‘Invest in sustainable water management systems to ensure access to clean water’

By Edward Dankwah

Accra, Nov 27, GNA – Professor Mike Osei-Atweneboana, the Director, Centre for Scientific and Industrial Research-Water Research Institute (CSIR-WRI), has called on the Government to invest in sustainable water management systems, including improved sanitation facilities, to ensure access to clean water for all.

Some of the countries, as of 2020, were doing roughly 70 per cent and 99 per cent with regard to access to water, as far as the Sustainable Development Goal-Six was concerned.

Ghana was doing between 26 to about 50 per cent of access to water, which was a major concern that needed to be addressed, he said.

Prof Osei-Atweneboana said the SDG-Six underscored the need for universal access to safe and affordable drinking water for all.

“Now, when it happens like that, it means that when are we going to reach the SDG-Six by 2030? and looking at the pace we are moving, unless we double the pace like 20 to 40 times, we will not be able to meet our target,” he added.

Prof Osei-Atweneboana said this during an open day seminar series-Four, held in Accra by the CSIR-WRI, on the theme: “Ghana’s Water Security: Rethinking the Value of Water.”

He said there were various policies and regulations in the country to maintain clean and safe water, however, enforcement had been the biggest challenge, hence the need to strengthen implementation to protect water quality and promote responsible water usage.

“Increasing awareness about the importance of clean water, hydration and strategies to conserve and protect water resources is also more relevant in this regard,” he added.

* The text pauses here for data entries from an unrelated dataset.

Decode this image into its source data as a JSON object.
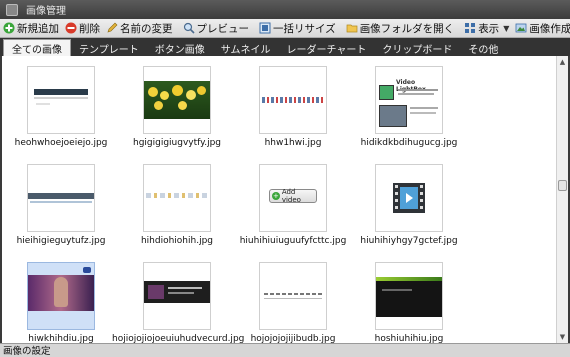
{
  "window": {
    "title": "画像管理"
  },
  "toolbar": {
    "add": "新規追加",
    "delete": "削除",
    "rename": "名前の変更",
    "preview": "プレビュー",
    "batch_resize": "一括リサイズ",
    "open_folder": "画像フォルダを開く",
    "view": "表示",
    "create_image": "画像作成"
  },
  "tabs": [
    "全ての画像",
    "テンプレート",
    "ボタン画像",
    "サムネイル",
    "レーダーチャート",
    "クリップボード",
    "その他"
  ],
  "images": [
    {
      "name": "heohwhoejoeiejo.jpg"
    },
    {
      "name": "hgigigigiugvytfy.jpg"
    },
    {
      "name": "hhw1hwi.jpg"
    },
    {
      "name": "hidikdkbdihugucg.jpg"
    },
    {
      "name": "hieihigieguytufz.jpg"
    },
    {
      "name": "hihdiohiohih.jpg"
    },
    {
      "name": "hiuhihiuiuguufyfcttc.jpg"
    },
    {
      "name": "hiuhihiyhgy7gctef.jpg"
    },
    {
      "name": "hiwkhihdiu.jpg"
    },
    {
      "name": "hojiojojiojoeuiuhudvecurd.jpg"
    },
    {
      "name": "hojojojojijibudb.jpg"
    },
    {
      "name": "hoshiuhihiu.jpg"
    }
  ],
  "thumb_text": {
    "add_video": "Add video",
    "video_lightbox": "Video LightBox"
  },
  "status": {
    "text": "画像の設定"
  }
}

Prof. Alfred Oteng-Yeboah, a retired professor of Botany, University of Ghana, said ecosystems-based approach for water-related services were essential to provide the basis for an understanding of the tools needed for successful implementation and security.

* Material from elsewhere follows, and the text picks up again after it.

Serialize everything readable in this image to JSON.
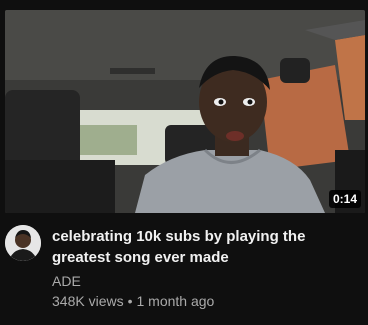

Structural changes to forests could influence several watershed processes like erosion rates, water chemistry, peak flow levels, total flow, base flow, or groundwater recharge in different ways.

Those changes resulted in increased costs of water purification, increased fertilisation of floodplain lands, decreased reservoir capacity due to siltation, flood damage and changes in agriculture.

Prof Oteng-Yeboah said the understanding of the biophysical processes that determined the way forest cover, forest structure, and soil vegetation dynamics affected the amount and quality of freshwater to the extent that it impacted human wellbeing was very important.

“At each level, there is the involvement of all stakeholders in the water ecosystem security,” he added.

He said subsequent decisions to promote payment for water ecosystem services would receive approval from the stakeholders because they had all been involved in ensuring a secured water ecosystem.

Professor Oteng-Yeboah urged the Water Resource Commission, Ghana Water Company, Irrigation Authority, Volta River Authority, Bui Dam Authority, Fisheries Commission, and the Electricity Company of Ghana to collaborate to provide safe water and security.

“Bring policymakers on water uses such as the metropolitan, municipal and district assemblies, ministries of Foods and Agriculture, Water and Sanitation, Minerals Commission, the Lands Commission, Environmental Protection Agency and others to also help in water management,” he added.